The First Five Pages
What can an agent tell from the first five pages of your manuscript?
According to Noah Lukeman, plenty.
The First Five Pages: A Writer’s Guide to Staying Out of the Rejection Pile analyzes the types of mistakes that appear in “99 percent” of the unsolicited manuscripts received by agents and editors.
His experience as a literary agent who has read thousands of manuscripts has led Lukeman to this conclusion:
From Texas to Oklahoma to California to England to Turkey to Japan, writers are doing the exact same things wrong.
The purpose of his book is to show writers how to be their own first readers. The First Five Pages
assumes that by scrutinizing a few pages closely enough–particularly the first few–you can make a determination for the whole. It assumes that if you find one line of extraneous dialogue on page 1, you will likely find one line of extraneous dialogue on each page to come.
Even before he gets to a discussion of such things as dialogue, characterization, and point of view, Lukeman emphasizes the importance of Presentation.
By Presentation he means such purely mechanical matters as paper, margins, and enclosing a stamped addressed envelope. No matter how great the artistic merit of a manuscript, careless packaging can keep it from taken seriously. Such inattention to detail, says Lukeman,
may signal carelessness, sloppiness, ignorance or defiance of the industry’s standards; that the writer doesn’t care enough to do the minimum amount of research to make a manuscript industry presentable.

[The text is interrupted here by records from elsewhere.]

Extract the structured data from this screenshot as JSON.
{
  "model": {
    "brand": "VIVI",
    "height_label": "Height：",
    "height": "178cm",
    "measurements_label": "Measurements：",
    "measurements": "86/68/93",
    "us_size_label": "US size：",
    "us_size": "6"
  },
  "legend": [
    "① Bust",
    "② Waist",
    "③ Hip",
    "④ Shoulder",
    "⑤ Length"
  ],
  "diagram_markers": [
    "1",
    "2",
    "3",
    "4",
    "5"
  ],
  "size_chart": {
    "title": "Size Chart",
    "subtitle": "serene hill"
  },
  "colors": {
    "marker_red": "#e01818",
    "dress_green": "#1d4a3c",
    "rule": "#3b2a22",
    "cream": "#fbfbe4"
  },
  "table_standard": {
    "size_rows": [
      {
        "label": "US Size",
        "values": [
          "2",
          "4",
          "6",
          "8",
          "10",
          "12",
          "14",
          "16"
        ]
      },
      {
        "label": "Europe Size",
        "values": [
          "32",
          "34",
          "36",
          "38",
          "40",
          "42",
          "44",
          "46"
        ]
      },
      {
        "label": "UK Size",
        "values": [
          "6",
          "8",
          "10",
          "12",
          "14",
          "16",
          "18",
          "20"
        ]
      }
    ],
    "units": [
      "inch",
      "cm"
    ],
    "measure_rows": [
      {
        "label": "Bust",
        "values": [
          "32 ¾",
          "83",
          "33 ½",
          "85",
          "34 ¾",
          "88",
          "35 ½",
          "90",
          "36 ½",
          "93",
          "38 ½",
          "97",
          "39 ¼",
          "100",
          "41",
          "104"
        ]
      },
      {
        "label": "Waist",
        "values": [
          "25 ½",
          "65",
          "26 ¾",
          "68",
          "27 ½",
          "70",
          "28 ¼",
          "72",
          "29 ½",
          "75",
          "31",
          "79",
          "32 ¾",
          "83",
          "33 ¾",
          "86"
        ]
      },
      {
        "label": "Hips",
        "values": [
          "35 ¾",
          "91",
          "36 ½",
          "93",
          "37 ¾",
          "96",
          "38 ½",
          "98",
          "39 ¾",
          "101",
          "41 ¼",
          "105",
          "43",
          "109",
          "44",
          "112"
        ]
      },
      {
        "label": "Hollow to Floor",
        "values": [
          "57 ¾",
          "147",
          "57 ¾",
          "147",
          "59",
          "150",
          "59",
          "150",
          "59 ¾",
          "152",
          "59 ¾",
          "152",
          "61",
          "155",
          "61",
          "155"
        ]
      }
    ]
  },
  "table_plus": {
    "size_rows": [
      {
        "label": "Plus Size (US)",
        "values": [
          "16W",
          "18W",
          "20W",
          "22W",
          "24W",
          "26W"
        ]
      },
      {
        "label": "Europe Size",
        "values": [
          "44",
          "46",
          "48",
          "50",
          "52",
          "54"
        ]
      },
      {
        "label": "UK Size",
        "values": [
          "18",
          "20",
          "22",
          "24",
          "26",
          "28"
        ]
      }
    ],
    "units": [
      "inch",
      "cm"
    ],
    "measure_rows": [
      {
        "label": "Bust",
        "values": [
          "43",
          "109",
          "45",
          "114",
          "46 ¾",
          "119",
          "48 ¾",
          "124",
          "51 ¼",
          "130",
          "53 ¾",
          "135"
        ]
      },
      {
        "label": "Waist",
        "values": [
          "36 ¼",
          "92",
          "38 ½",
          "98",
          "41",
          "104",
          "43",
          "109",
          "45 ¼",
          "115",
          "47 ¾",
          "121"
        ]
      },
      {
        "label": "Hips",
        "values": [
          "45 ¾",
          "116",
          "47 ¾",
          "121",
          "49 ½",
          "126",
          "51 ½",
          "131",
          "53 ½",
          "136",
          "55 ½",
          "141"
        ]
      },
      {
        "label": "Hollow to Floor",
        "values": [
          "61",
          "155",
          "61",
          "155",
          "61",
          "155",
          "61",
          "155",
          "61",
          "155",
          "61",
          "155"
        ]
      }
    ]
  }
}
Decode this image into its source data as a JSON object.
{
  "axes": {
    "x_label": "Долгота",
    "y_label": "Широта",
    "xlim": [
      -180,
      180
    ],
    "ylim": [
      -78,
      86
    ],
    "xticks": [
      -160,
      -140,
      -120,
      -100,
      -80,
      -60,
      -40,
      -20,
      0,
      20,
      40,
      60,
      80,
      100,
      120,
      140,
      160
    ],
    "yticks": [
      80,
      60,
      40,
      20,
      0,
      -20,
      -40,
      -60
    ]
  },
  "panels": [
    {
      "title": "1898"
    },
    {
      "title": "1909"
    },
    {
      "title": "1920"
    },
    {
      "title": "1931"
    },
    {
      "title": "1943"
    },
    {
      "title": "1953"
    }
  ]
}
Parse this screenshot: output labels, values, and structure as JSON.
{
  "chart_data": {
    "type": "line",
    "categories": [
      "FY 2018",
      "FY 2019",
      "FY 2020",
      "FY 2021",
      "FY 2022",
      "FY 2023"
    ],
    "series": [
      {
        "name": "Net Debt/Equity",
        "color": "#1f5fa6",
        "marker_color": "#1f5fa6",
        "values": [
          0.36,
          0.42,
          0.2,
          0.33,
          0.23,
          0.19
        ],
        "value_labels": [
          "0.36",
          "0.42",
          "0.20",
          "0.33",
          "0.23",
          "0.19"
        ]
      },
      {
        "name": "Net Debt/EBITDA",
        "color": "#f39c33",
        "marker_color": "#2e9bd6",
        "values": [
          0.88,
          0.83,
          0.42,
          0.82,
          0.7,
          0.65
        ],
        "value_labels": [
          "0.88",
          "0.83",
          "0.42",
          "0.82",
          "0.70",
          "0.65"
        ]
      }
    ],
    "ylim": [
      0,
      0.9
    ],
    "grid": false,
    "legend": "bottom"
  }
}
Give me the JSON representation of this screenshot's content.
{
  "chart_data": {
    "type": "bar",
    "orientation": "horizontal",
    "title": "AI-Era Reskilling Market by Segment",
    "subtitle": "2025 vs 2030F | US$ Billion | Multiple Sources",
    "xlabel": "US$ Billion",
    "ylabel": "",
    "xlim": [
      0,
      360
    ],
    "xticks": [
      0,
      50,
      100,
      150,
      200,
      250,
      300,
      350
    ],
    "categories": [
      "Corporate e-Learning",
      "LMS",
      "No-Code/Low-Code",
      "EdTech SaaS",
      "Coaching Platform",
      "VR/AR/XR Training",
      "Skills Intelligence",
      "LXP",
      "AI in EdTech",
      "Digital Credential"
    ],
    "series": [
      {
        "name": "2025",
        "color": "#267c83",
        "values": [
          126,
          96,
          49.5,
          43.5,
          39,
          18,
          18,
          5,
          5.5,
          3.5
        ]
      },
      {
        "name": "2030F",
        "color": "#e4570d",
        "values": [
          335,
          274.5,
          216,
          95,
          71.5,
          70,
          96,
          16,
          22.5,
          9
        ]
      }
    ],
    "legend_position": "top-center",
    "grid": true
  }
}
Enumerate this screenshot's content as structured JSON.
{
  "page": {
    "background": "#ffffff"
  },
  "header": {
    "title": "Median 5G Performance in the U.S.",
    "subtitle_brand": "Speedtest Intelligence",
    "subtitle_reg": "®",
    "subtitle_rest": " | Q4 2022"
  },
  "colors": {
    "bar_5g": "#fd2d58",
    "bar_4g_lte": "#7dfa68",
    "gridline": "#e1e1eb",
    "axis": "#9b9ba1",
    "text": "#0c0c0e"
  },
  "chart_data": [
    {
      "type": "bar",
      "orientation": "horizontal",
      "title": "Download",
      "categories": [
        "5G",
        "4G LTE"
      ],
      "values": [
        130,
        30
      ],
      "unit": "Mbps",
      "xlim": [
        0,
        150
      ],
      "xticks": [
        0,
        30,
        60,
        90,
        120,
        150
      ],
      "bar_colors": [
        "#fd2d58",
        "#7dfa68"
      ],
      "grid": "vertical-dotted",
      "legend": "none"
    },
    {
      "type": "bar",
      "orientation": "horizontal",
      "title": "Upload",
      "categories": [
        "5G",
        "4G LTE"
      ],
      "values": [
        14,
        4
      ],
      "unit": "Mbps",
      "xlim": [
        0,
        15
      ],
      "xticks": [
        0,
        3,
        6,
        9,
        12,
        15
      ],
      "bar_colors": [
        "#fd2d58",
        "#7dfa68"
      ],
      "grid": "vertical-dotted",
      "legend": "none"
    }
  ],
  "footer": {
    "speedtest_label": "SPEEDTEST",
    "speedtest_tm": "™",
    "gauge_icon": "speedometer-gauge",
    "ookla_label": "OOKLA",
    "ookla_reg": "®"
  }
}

Often when a writer’s presentation is careless, his writing is too.
I especially like what Lukeman has to say about the importance of an extensive vocabulary in creating a clear, specific, distinctive style. He notes a dearth of vocabulary in the work of modern writers:
It is as if all of today’s writers were working from a high school-level vocabulary–and writers who do use unusual words more ofen than not misuse them
He encourages writers to enrich their vocabulary by learning not just a word’s current meaning, but its origin and history as well–not for mere erudition, but in order to fix the word in the writer’s mind and make it his own. This “extra” lore is what I call “iceberg information,” knowledge that floats below the surface of the writing, adding substance without show.
Barely 200 pages in length, Lukeman’s guide puts the writer in the mind of the agent, packing a lot of insight into a small space. The chapters are brief, but to the point, and each one is followed by writing exercises.
For the author who has a novel ready to market, The First Five Pages is a valuable tool for the final revision.